Scholl: Also auch ein neues Bewusstsein für den Nikolaus. Aber Stichwort Coca-Cola noch einmal, Herr Bieger. Sie erwähnten das vorhin. Die Legende hält sich nämlich auch hartnäckig, dass also die Coca-Cola Company 1931 eine Werbekampagne gestartet hat und den Weihnachtsmann rot gemacht hat und seitdem ist er rot. Allerdings, die "Zeit" hat schon 1999 nachgewiesen, dass der rotgewandete Weihnachtsmann schon 1927 Standard war, wie man es einem Artikel damals der "New York Times" entnehmen konnte. Ich glaube, da müssen Sie Ihre Attacke doch ein wenig modifizieren.

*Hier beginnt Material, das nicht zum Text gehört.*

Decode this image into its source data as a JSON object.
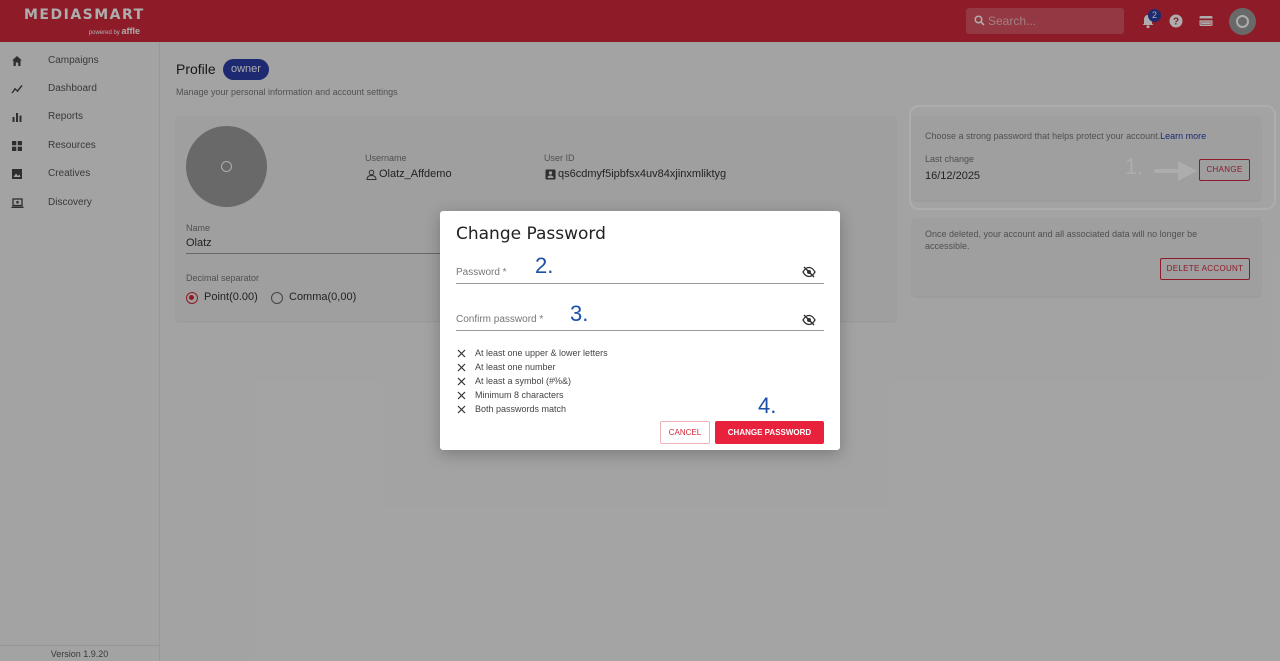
{
  "header": {
    "logo_main": "MEDIASMART",
    "logo_powered": "powered by",
    "logo_brand": "affle",
    "search_placeholder": "Search...",
    "notification_count": "2"
  },
  "sidebar": {
    "items": [
      {
        "label": "Campaigns",
        "icon": "home-icon"
      },
      {
        "label": "Dashboard",
        "icon": "trend-icon"
      },
      {
        "label": "Reports",
        "icon": "bar-chart-icon"
      },
      {
        "label": "Resources",
        "icon": "grid-icon"
      },
      {
        "label": "Creatives",
        "icon": "image-icon"
      },
      {
        "label": "Discovery",
        "icon": "laptop-icon"
      }
    ],
    "version": "Version 1.9.20"
  },
  "profile": {
    "title": "Profile",
    "role": "owner",
    "subtitle": "Manage your personal information and account settings",
    "username_label": "Username",
    "username": "Olatz_Affdemo",
    "userid_label": "User ID",
    "userid": "qs6cdmyf5ipbfsx4uv84xjinxmliktyg",
    "name_label": "Name",
    "name": "Olatz",
    "decimal_label": "Decimal separator",
    "decimal_options": [
      "Point(0.00)",
      "Comma(0,00)"
    ],
    "decimal_selected": "Point(0.00)"
  },
  "password_card": {
    "text": "Choose a strong password that helps protect your account.",
    "link": "Learn more",
    "last_change_label": "Last change",
    "last_change": "16/12/2025",
    "change_button": "CHANGE"
  },
  "delete_card": {
    "text": "Once deleted, your account and all associated data will no longer be accessible.",
    "delete_button": "DELETE ACCOUNT"
  },
  "annotations": {
    "step1": "1.",
    "step2": "2.",
    "step3": "3.",
    "step4": "4."
  },
  "modal": {
    "title": "Change Password",
    "password_label": "Password *",
    "confirm_label": "Confirm password *",
    "requirements": [
      "At least one upper & lower letters",
      "At least one number",
      "At least a symbol (#%&)",
      "Minimum 8 characters",
      "Both passwords match"
    ],
    "cancel": "CANCEL",
    "submit": "CHANGE PASSWORD"
  },
  "colors": {
    "brand": "#d1283c",
    "accent": "#2b3da7",
    "primary_button": "#e8213c"
  }
}
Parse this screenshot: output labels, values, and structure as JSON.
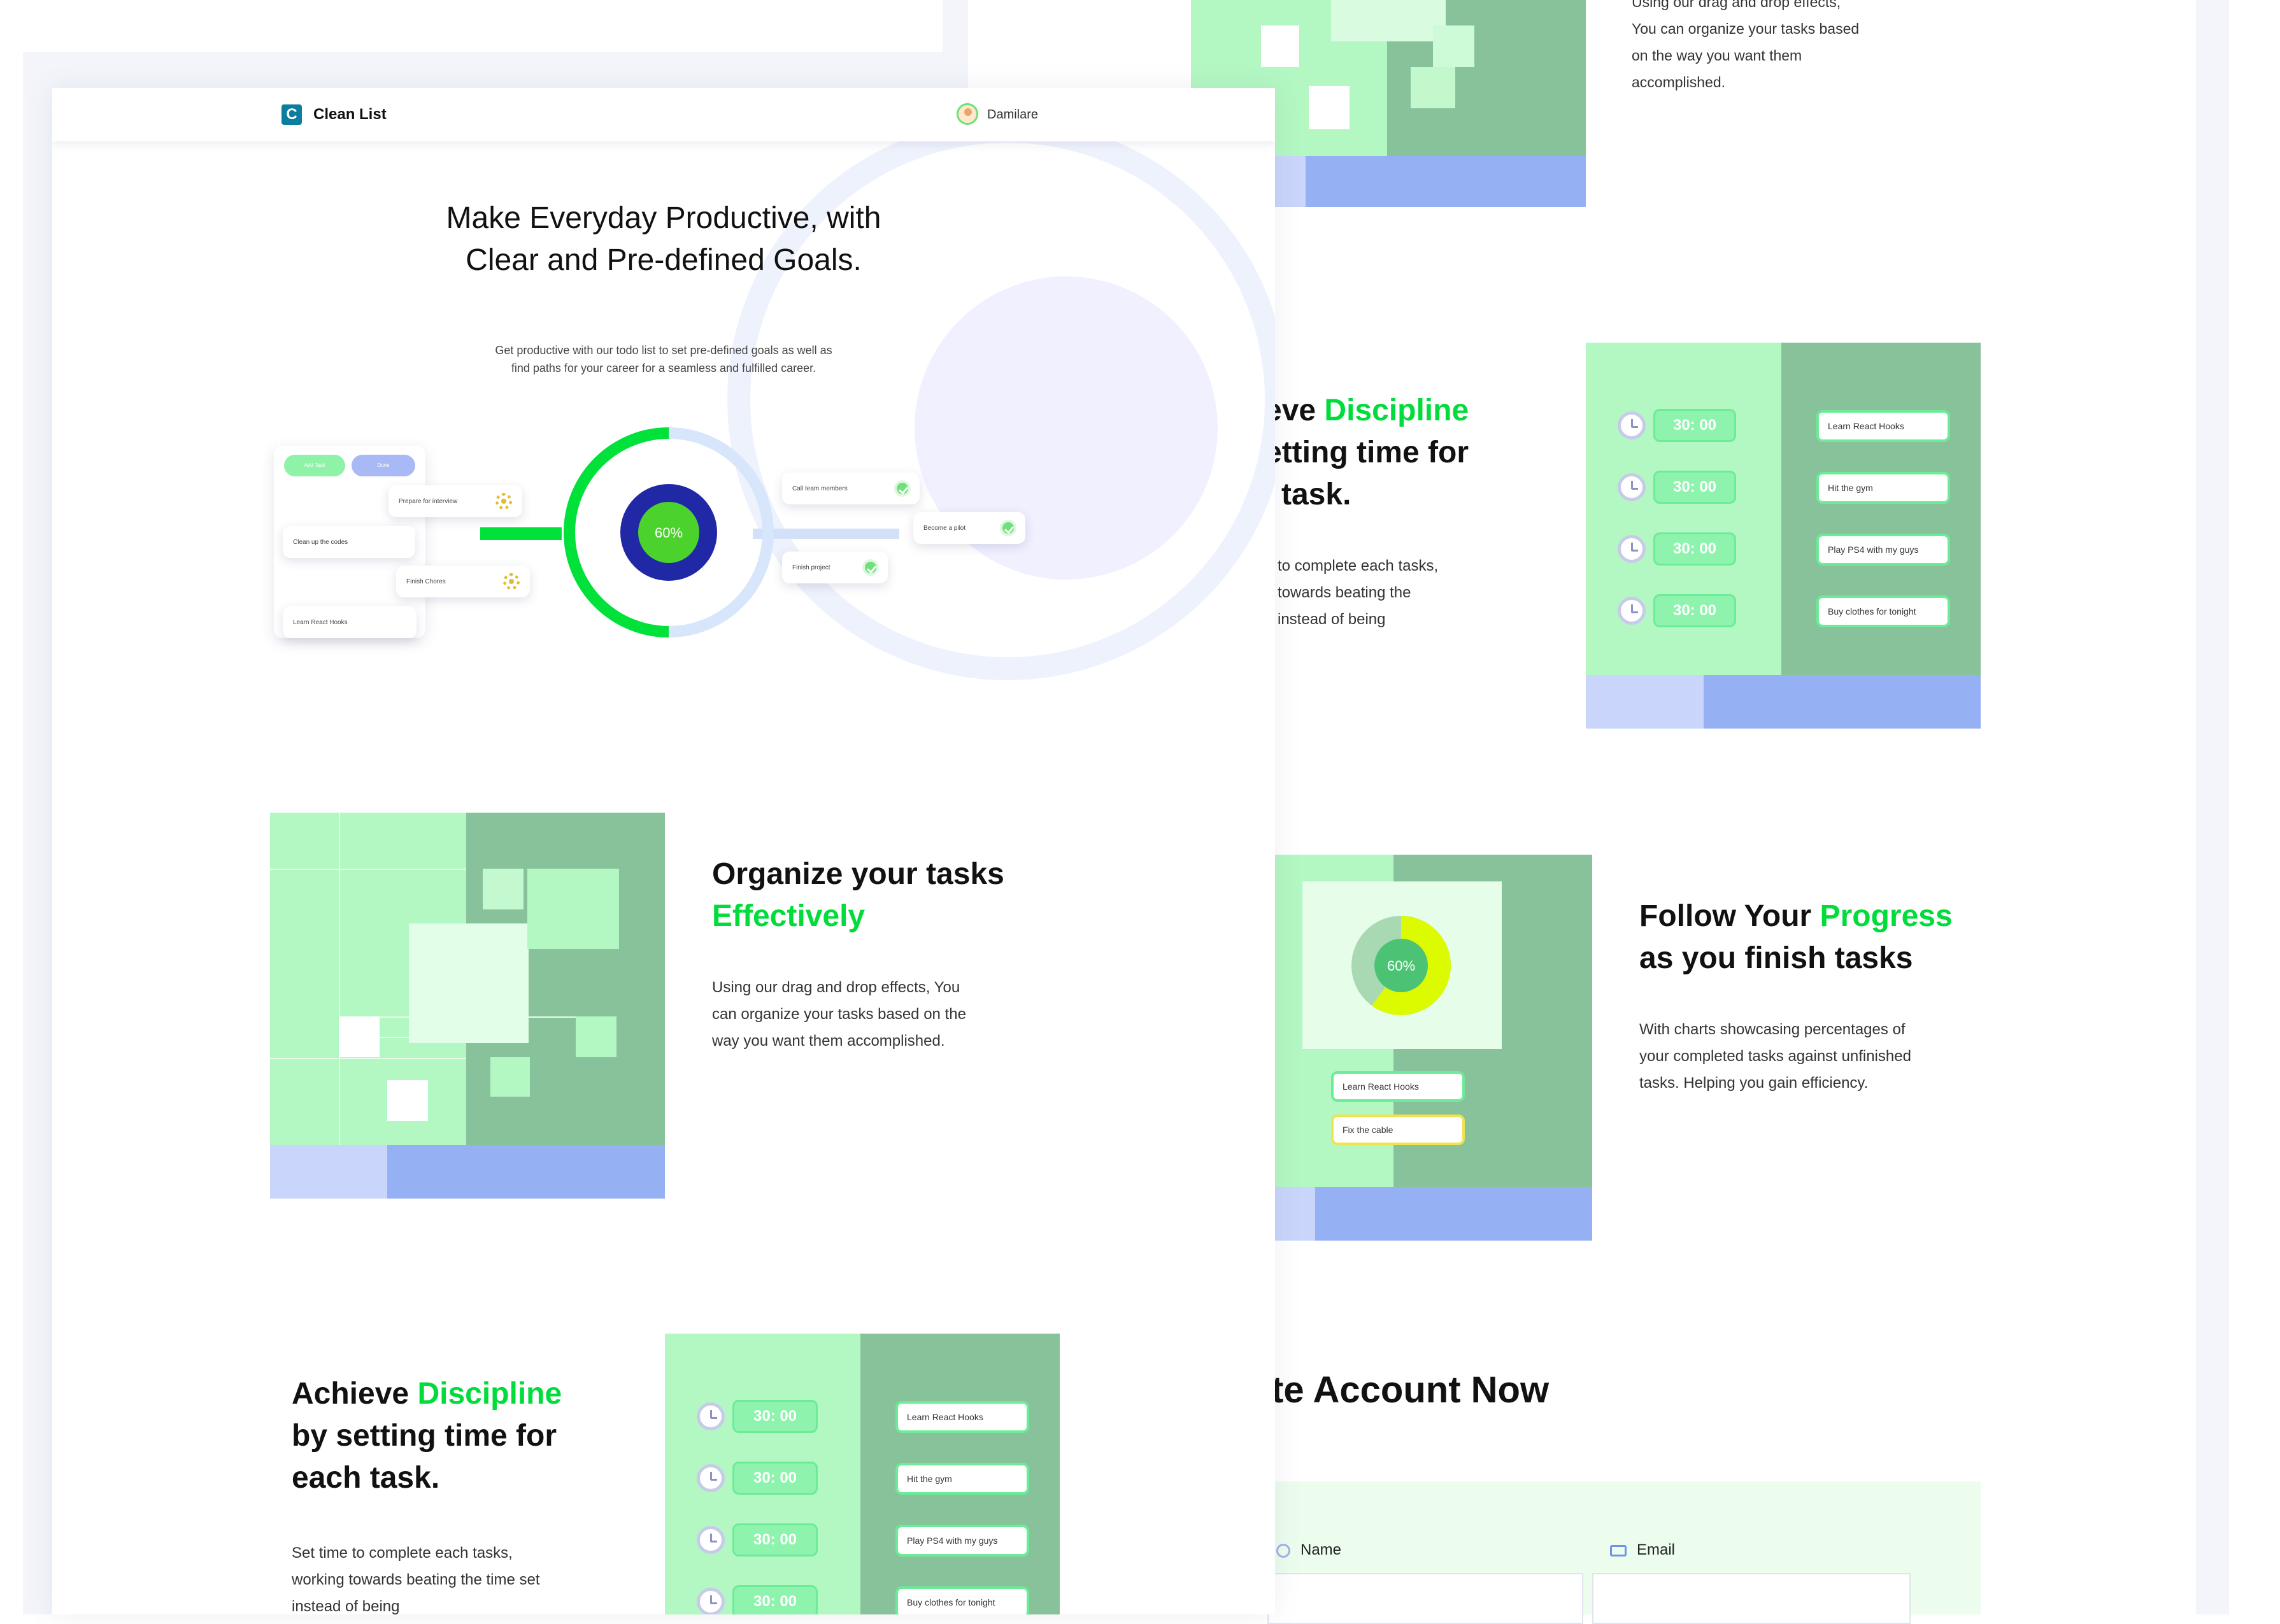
{
  "app": {
    "name": "Clean List",
    "logo_letter": "C"
  },
  "user": {
    "name": "Damilare"
  },
  "hero": {
    "title": "Make Everyday Productive, with Clear and Pre-defined Goals.",
    "subtitle": "Get productive with our todo list to set pre-defined goals as well as find paths for your career for a seamless and fulfilled career.",
    "progress_label": "60%",
    "progress_value": 0.6,
    "buttons": {
      "add": "Add Task",
      "done": "Done"
    },
    "left_tasks": [
      "Prepare for interview",
      "Clean up the codes",
      "Finish Chores",
      "Learn React Hooks"
    ],
    "right_tasks": [
      "Call team members",
      "Become a pilot",
      "Finish project"
    ]
  },
  "organize": {
    "title_plain": "Organize your tasks",
    "title_accent": "Effectively",
    "body": "Using our drag and drop effects, You can organize your tasks based on the way you want them accomplished.",
    "body_top_fragment": "Using our drag and drop effects,"
  },
  "discipline": {
    "title_plain_1": "Achieve ",
    "title_accent": "Discipline",
    "title_plain_2": "by setting time for each task.",
    "body": "Set time to complete each tasks, working towards beating the time set instead of being",
    "cropped_title_1": "eve ",
    "cropped_title_2": "etting time for",
    "cropped_title_3": "task.",
    "cropped_body": [
      "to complete each tasks,",
      "towards beating the",
      "instead of being"
    ],
    "timer_label": "30: 00",
    "tasks": [
      "Learn React Hooks",
      "Hit the gym",
      "Play PS4 with my guys",
      "Buy clothes for tonight"
    ]
  },
  "progress": {
    "title_plain_1": "Follow Your ",
    "title_accent": "Progress",
    "title_plain_2": "as you finish tasks",
    "body": "With charts showcasing percentages of your completed tasks against unfinished tasks. Helping you gain efficiency.",
    "chart_label": "60%",
    "chart_value": 0.6,
    "tasks": [
      "Learn React Hooks",
      "Fix the cable"
    ]
  },
  "signup": {
    "title_fragment": "te Account Now",
    "name_label": "Name",
    "email_label": "Email"
  },
  "colors": {
    "accent": "#00dc3a",
    "panel_light": "#b3f7c3",
    "panel_dark": "#88c29a",
    "panel_blue": "#96b0f4",
    "panel_blue_light": "#c9d5fb",
    "navy": "#1f2aa3"
  }
}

Bieger: Ja, der Weihnachtsmann ist in Deutschland geboren worden und mit deutschen Auswanderern in die USA gekommen.

Scholl: Aber der rote Mantel, den sagen Sie ja, den hätte Coca-Cola erfunden und das stimmt nun so, glaube ich nicht.

Bieger: Ja, dass der so populär wurde hängt da - die Farbe rot ist natürlich nicht von Coca-Cola erfunden worden, das ist nicht der Punkt.

Scholl: Sie meinen sozusagen, dass er dadurch populär geworden ist. Jetzt klingelt es bei Ihnen hinten am Telefon, wahrscheinlich ist die Nikolausinitiative schon dran, es geht um neue Aktionen. Eckhart Bieger, ich danke Ihnen herzlich, von der Frankfurter Nikolausinitiative im Gespräch mit Deutschlandradio Kultur. Und trotz allem: einen schönen Nikolaustag und eine ebensolche Weihnachtszeit!